Many Birds, All Angry
In case you didn’t catch the hints from the above GIF, this one’s cheating, because this is not one bird, but at least 10 (? It’s hard to tell exactly how many, and yes, I understand how that’s problematic, thank you.) And why, you ask, could they possibly be angry, when they’re among friends? These birds are, in the futuristic Home Alone 2, called “precogs,” and are plagued by visions of everything that’s awful in the future. In this scene, they’ve just seen this:
(What upsets them most about this transformation is the sudden folding of the pizza. If he’d wanted a calzone, they wonder, why didn’t he get one in the first place?)
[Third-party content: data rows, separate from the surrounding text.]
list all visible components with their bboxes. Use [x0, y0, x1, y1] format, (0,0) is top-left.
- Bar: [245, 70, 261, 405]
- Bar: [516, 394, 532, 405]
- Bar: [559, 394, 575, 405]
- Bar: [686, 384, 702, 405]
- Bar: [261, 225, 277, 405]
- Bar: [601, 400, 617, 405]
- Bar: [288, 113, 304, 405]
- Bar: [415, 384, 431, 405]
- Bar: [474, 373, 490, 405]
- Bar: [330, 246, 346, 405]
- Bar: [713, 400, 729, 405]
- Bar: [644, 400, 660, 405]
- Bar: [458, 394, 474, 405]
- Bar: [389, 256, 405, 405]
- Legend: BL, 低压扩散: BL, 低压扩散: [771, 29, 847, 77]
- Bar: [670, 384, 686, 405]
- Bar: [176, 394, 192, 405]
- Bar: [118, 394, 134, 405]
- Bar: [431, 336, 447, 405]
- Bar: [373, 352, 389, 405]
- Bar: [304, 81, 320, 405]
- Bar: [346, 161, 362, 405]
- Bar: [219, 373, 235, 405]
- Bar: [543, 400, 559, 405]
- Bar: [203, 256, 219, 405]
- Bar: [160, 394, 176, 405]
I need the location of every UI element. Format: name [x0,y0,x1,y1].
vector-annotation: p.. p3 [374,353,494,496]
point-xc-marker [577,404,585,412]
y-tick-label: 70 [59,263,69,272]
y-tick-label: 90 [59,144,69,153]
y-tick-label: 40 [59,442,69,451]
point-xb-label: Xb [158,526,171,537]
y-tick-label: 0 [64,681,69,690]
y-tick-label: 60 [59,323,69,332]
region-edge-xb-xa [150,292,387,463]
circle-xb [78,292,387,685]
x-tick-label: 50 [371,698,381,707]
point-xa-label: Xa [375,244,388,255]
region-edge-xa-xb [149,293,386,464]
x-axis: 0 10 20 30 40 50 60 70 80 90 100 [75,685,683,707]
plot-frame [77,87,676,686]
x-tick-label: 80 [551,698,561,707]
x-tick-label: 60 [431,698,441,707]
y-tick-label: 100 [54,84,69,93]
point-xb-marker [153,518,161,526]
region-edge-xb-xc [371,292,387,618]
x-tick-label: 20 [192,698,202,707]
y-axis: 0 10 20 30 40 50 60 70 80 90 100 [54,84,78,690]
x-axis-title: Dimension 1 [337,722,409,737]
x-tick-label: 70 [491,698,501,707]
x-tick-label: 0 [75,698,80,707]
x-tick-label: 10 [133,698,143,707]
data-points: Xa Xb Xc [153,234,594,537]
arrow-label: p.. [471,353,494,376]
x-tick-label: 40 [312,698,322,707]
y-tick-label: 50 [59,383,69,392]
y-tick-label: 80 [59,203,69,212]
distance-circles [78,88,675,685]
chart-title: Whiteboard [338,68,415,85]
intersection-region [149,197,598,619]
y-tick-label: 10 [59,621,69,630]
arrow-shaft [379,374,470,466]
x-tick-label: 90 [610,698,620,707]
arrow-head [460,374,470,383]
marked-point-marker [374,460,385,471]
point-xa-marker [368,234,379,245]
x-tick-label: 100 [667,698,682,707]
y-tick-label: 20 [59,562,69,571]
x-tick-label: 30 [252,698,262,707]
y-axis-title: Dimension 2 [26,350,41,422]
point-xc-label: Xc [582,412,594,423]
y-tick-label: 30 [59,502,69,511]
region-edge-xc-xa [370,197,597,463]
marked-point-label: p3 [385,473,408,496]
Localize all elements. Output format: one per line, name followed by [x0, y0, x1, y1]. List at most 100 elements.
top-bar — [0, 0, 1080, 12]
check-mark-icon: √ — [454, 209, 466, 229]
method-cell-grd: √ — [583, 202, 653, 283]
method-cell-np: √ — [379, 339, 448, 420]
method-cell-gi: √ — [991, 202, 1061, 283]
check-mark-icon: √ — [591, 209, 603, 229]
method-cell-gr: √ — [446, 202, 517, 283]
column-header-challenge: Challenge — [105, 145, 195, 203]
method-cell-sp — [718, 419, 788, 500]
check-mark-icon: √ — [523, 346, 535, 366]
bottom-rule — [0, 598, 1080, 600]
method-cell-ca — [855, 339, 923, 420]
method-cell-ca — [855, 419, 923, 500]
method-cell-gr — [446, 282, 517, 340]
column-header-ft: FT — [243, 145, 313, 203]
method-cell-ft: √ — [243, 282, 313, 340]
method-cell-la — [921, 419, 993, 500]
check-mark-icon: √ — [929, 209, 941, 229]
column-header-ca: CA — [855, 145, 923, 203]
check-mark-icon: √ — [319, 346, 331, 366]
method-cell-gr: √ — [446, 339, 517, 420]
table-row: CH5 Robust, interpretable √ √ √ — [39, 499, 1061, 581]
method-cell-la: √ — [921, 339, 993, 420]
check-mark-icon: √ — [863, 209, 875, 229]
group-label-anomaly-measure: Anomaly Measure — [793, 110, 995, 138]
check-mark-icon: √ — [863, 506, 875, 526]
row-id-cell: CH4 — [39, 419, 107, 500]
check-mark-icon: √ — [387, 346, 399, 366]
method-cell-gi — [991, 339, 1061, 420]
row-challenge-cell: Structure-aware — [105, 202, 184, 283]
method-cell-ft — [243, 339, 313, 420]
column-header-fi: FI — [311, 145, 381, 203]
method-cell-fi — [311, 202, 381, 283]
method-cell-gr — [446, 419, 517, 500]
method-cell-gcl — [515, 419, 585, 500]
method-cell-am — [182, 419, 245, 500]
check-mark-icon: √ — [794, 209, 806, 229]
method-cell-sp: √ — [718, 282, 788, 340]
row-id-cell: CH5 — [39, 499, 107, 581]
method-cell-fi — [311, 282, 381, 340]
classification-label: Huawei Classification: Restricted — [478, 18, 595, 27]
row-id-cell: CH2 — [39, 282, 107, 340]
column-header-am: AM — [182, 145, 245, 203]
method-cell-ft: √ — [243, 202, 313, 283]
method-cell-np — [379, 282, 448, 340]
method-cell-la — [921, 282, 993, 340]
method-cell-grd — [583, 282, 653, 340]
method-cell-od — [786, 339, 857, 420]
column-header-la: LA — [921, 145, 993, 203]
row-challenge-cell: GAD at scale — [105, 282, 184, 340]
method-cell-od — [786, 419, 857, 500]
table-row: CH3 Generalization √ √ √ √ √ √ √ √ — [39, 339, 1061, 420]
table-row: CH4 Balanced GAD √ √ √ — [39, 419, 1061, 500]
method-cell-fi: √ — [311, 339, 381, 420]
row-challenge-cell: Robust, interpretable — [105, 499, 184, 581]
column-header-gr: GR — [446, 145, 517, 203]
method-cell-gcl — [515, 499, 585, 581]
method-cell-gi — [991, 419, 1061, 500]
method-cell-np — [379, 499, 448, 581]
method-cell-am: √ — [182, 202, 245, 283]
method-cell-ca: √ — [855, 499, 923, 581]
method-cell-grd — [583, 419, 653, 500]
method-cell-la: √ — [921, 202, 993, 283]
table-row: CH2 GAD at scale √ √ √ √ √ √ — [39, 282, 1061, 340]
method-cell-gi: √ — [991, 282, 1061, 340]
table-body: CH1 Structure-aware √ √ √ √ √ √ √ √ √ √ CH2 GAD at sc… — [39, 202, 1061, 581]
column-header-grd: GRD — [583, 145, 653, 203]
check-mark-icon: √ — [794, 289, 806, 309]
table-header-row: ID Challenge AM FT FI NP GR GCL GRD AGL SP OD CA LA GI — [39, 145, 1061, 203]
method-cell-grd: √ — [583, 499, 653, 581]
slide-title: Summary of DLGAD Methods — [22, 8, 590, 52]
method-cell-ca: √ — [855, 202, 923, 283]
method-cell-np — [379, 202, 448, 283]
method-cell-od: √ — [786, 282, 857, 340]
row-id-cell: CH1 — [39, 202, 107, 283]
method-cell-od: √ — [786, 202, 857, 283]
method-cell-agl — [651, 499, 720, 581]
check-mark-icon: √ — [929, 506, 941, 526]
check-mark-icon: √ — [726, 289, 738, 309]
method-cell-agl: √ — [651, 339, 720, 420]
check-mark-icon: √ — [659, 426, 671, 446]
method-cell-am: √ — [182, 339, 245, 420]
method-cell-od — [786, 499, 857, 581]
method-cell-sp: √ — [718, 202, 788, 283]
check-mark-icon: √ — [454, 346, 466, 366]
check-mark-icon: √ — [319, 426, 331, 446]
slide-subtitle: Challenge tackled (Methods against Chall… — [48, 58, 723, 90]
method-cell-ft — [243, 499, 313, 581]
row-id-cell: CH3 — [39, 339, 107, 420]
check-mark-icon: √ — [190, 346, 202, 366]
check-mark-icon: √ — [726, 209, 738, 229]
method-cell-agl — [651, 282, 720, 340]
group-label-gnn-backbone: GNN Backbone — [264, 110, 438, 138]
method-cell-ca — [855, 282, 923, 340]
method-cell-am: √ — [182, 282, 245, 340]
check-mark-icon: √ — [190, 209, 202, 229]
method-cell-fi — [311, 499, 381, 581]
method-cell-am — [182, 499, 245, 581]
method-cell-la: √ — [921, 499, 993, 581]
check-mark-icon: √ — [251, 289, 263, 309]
The Bird Whose Doctor Failed Her
“Her sex change operation got botched, her guardian angel fell asleep on the watch, now all she’s got is a Barbie Doll crotch, she’s got an angry inch, angry inch” — and she has to deliver letters to puerile, self-righteous wizards when all she wants to do is sing glam rock. And there’s very little chance, even with J.K. Rowling’s penchant for post-HP revisionism, that the author will ever bring her back from the dead and let her live out her dream. Shit’s bleak beak.
The Winged Monkeys of The Wizard of Oz
These iconic characters have become an appropriative joke — relegated to tacky Halloween costumes — as seen in this image of insensitive Boston Terriers. And they’re not happy about it. Go back to Boston, terriers!